AI Made Software Faster. It Didn't Make It Instant.
There's a growing belief that AI has made shipping software almost trivial. Push a button, get a product. Need a feature? Ten minutes.
It's not true.
Yes, AI accelerates parts of the process — writing code, drafting tests, and scaffolding services. But software, like any real product, lives or dies on the decisions around it: architecture, scale, reliability, users, operations. None of that goes away because the typing got faster.
The Hotel
Imagine you're building a hotel. You start with three rooms. Water pressure is fine. Electricity, A/C, TV, internet — all sized for three rooms. Guests are happy.

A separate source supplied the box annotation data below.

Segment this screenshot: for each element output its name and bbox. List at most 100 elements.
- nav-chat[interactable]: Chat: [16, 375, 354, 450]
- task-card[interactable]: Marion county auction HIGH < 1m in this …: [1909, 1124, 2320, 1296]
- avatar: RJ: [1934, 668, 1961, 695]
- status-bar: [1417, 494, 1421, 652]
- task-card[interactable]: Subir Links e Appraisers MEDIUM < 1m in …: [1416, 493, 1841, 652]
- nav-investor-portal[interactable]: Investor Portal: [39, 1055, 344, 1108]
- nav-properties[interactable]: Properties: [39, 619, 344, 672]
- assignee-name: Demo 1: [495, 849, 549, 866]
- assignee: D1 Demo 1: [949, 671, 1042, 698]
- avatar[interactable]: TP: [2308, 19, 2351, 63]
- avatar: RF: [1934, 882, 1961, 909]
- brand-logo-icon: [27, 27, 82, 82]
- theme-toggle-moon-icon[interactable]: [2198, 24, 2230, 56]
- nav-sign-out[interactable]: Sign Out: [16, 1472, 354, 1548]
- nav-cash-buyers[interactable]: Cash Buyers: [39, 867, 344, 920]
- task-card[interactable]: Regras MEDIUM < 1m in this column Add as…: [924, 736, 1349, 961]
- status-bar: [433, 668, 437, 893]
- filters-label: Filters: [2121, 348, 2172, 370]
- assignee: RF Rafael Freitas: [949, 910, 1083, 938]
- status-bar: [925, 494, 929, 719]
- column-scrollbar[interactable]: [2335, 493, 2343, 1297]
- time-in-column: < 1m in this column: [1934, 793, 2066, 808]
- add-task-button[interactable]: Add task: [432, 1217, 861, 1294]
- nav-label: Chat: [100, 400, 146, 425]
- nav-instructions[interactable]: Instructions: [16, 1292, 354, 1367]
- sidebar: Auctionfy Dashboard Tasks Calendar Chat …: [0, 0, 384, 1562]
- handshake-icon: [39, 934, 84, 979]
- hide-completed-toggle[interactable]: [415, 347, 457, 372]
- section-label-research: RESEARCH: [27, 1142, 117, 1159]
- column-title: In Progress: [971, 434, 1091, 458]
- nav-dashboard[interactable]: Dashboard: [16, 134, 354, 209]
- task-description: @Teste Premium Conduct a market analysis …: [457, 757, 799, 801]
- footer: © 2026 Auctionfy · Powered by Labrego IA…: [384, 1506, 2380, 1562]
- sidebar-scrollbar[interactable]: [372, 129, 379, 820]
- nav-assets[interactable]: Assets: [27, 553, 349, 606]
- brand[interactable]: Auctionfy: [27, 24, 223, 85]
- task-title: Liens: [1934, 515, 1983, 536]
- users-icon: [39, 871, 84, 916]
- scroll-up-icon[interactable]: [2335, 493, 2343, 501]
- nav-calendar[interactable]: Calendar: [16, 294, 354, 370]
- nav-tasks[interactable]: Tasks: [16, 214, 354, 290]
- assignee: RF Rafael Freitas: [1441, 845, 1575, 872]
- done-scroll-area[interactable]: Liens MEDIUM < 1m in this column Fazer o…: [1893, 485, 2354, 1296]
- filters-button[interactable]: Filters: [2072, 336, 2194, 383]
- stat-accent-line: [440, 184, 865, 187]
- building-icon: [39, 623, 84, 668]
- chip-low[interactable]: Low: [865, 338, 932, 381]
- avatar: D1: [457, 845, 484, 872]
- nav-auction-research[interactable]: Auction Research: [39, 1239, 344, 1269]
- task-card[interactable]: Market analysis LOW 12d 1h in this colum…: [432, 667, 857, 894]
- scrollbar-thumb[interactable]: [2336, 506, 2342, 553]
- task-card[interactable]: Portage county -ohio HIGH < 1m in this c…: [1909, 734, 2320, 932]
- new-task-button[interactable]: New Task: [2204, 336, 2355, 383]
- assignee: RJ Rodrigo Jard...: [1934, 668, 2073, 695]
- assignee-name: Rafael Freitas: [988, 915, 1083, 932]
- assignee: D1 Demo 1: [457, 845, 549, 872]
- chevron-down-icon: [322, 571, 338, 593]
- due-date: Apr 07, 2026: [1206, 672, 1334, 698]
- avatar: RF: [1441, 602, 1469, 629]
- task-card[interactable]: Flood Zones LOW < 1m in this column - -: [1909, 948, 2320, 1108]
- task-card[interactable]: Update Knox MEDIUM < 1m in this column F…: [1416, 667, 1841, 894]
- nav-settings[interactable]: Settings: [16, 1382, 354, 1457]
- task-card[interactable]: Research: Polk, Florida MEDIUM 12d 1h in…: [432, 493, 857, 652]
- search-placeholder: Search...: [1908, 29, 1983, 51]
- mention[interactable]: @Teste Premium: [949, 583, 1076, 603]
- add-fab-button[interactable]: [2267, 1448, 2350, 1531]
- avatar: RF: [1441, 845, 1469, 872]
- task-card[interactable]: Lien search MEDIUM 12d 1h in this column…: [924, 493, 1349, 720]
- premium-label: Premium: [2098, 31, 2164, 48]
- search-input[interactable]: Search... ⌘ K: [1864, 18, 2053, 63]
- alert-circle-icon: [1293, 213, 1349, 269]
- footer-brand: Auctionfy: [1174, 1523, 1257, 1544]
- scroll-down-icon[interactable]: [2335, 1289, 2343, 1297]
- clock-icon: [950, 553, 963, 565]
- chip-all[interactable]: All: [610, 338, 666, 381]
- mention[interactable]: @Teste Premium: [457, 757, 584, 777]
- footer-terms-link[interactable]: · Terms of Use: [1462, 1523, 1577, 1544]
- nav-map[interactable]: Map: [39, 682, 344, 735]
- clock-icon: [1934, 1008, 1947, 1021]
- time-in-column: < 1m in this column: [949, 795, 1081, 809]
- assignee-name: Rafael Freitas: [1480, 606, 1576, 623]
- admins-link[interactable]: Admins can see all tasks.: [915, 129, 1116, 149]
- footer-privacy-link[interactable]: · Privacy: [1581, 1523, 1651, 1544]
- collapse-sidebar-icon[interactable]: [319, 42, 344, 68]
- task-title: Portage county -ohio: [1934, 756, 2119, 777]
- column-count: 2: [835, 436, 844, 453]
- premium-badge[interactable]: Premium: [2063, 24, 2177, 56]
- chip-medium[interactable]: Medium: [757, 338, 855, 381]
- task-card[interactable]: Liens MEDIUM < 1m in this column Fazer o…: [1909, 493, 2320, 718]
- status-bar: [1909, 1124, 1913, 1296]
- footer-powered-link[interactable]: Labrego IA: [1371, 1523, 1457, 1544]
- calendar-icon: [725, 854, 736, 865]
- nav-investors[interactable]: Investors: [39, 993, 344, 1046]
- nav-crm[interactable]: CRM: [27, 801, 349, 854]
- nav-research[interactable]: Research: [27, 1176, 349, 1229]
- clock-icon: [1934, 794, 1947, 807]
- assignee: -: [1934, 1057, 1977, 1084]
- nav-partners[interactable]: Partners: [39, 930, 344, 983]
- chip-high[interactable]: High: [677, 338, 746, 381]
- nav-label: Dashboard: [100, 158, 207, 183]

Demand grows. You want to serve more people. So you build more rooms.
Now showers run dry in the morning. The power flickers. The Wi-Fi crawls. Costs creep up, and you can't tell why. You doubled your rooms and doubled your problems — because you only thought about rooms, not the system underneath them.
Software works the same way. Adding features, users, and clients isn't free. Every layer below — infrastructure, data, monitoring, on-call, support — has to grow with it. Skipping that conversation doesn't make it disappear. It shows up later as an outage, a cost spike, or a lost customer.
What to Do With This
If you're non-technical, the takeaway isn't "slow down engineering." It's: ask what's underneath the room. What does the next 10x of users actually require? Who owns it? When does it break?
If you're technical, the same applies in reverse. Sales need speed. Ops needs security. Finance needs predictability. Their constraints are as real as yours.
The fastest companies aren't the ones that ignore the trade-offs. They're the ones where every side sees the others' problems clearly enough to decide together.
Recommended reading: The Phoenix Project, by Gene Kim.